Sweaty clothes off, she dipped one toe into the hot water, found it perfectly comfortable, and sank her tired body into the bubbles up to her neck.

“Ahh.”

It’d been ages since she’d had a bath. She never wanted to waste the time. There were always other things she could be doing. Even now she could be taking a five-minute shower and getting her things packed up so she could go. She’d thought a lot about the day’s route while pounding the pavement. She wouldn’t stop and dawdle at weird tourist traps. She wouldn’t swing into a gas station every two hours for coffee. It would just make her pee. Once her butt hit that driver’s seat, she was going four hours non-stop. No distractions.

She closed her eyes and sighed. The hot water was doing marvelous things to her tight muscles. The run had felt good, too, up until her shins started to cramp, but this was a different kind of pleasure. The exercise had been about endorphins and that burn in her lungs when she reached her wall. The bath — that was about feeling boneless. Weightless, even. Light as a feather as if all the worries and stress she’d been carrying around for the past two months had popped like one of those soap bubbles.
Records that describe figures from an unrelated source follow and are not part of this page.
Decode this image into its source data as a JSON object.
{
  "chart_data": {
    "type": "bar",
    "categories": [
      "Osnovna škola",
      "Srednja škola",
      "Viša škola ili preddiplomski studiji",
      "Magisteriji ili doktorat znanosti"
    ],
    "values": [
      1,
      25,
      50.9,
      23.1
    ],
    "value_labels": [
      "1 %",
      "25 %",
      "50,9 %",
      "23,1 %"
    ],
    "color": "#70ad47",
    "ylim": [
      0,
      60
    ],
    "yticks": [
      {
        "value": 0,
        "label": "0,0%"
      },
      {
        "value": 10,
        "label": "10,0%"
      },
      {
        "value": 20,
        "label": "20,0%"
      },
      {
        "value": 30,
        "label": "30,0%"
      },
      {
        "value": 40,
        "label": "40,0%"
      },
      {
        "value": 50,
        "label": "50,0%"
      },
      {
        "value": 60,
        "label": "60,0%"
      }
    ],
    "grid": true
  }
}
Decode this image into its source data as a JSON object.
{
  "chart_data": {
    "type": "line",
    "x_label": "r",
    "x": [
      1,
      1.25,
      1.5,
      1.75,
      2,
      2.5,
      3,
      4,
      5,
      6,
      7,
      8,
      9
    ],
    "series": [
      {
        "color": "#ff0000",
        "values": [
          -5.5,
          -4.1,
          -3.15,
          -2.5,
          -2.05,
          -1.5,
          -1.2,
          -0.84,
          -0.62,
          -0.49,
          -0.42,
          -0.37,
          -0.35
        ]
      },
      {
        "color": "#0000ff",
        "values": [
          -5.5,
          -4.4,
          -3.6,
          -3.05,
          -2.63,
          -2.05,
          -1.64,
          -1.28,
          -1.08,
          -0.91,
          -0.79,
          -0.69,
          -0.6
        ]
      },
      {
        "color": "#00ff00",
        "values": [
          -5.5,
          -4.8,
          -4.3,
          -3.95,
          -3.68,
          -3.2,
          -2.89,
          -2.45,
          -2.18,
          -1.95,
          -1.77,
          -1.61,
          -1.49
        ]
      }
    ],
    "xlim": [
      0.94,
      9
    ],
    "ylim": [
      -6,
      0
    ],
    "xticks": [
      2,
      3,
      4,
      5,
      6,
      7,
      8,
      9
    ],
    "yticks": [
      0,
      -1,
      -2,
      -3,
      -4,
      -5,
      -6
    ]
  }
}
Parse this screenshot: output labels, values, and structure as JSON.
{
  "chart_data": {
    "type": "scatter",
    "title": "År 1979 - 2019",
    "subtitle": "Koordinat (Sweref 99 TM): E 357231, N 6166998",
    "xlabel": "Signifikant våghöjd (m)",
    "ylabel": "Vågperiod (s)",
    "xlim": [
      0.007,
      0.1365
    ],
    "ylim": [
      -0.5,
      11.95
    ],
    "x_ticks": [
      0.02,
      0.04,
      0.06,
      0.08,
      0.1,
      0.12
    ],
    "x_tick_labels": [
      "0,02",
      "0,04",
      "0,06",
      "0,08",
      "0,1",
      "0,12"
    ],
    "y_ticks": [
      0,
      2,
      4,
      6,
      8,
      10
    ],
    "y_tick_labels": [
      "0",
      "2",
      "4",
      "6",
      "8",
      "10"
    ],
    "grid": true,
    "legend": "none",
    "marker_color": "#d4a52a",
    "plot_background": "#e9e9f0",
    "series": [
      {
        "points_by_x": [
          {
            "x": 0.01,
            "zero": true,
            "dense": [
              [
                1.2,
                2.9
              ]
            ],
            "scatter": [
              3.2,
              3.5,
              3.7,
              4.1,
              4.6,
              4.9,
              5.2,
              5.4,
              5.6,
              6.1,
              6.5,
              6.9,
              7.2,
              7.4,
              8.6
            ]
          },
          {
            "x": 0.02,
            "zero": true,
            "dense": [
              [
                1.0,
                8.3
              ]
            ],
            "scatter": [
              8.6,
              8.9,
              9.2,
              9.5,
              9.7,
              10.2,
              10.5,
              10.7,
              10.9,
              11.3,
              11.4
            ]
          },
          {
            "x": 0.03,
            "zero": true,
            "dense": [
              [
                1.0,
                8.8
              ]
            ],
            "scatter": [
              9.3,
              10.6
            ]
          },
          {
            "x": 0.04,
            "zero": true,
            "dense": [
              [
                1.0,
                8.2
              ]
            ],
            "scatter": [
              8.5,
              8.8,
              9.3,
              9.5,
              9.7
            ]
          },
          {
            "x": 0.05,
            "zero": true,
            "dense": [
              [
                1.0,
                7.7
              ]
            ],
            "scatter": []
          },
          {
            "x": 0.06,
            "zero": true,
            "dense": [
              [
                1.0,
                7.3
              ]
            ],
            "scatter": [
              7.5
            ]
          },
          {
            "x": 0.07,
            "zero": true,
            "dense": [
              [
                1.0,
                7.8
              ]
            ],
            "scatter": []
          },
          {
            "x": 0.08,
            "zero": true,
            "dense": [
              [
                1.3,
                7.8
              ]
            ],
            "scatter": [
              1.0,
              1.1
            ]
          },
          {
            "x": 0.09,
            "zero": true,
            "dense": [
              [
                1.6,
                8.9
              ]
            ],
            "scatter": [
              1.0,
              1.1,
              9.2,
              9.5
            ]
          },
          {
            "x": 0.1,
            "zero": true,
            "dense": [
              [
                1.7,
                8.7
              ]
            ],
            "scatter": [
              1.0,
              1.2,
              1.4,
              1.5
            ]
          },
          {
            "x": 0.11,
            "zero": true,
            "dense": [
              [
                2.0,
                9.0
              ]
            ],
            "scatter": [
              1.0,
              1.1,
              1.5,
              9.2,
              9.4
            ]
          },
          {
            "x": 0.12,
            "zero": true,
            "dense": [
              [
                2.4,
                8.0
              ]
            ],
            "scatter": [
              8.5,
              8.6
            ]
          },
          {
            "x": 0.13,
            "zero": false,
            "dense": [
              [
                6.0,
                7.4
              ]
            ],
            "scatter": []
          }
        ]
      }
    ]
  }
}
There was a gentle rap on the door, and she opened her eyes. “Yes?”

“Are you decent?” John asked through the closed partition.

She glanced down and found everything of consequence suitably covered in foam. Not that it mattered. He’d already seen it. “Yes.”

The door swung in and John, holding a ceramic coffee cup in each hand, walked in slowly. “I know it’ll be a while before you can get breakfast, but I figured you could do with some coffee. I hope it’s okay. I just followed the instructions on the packet.”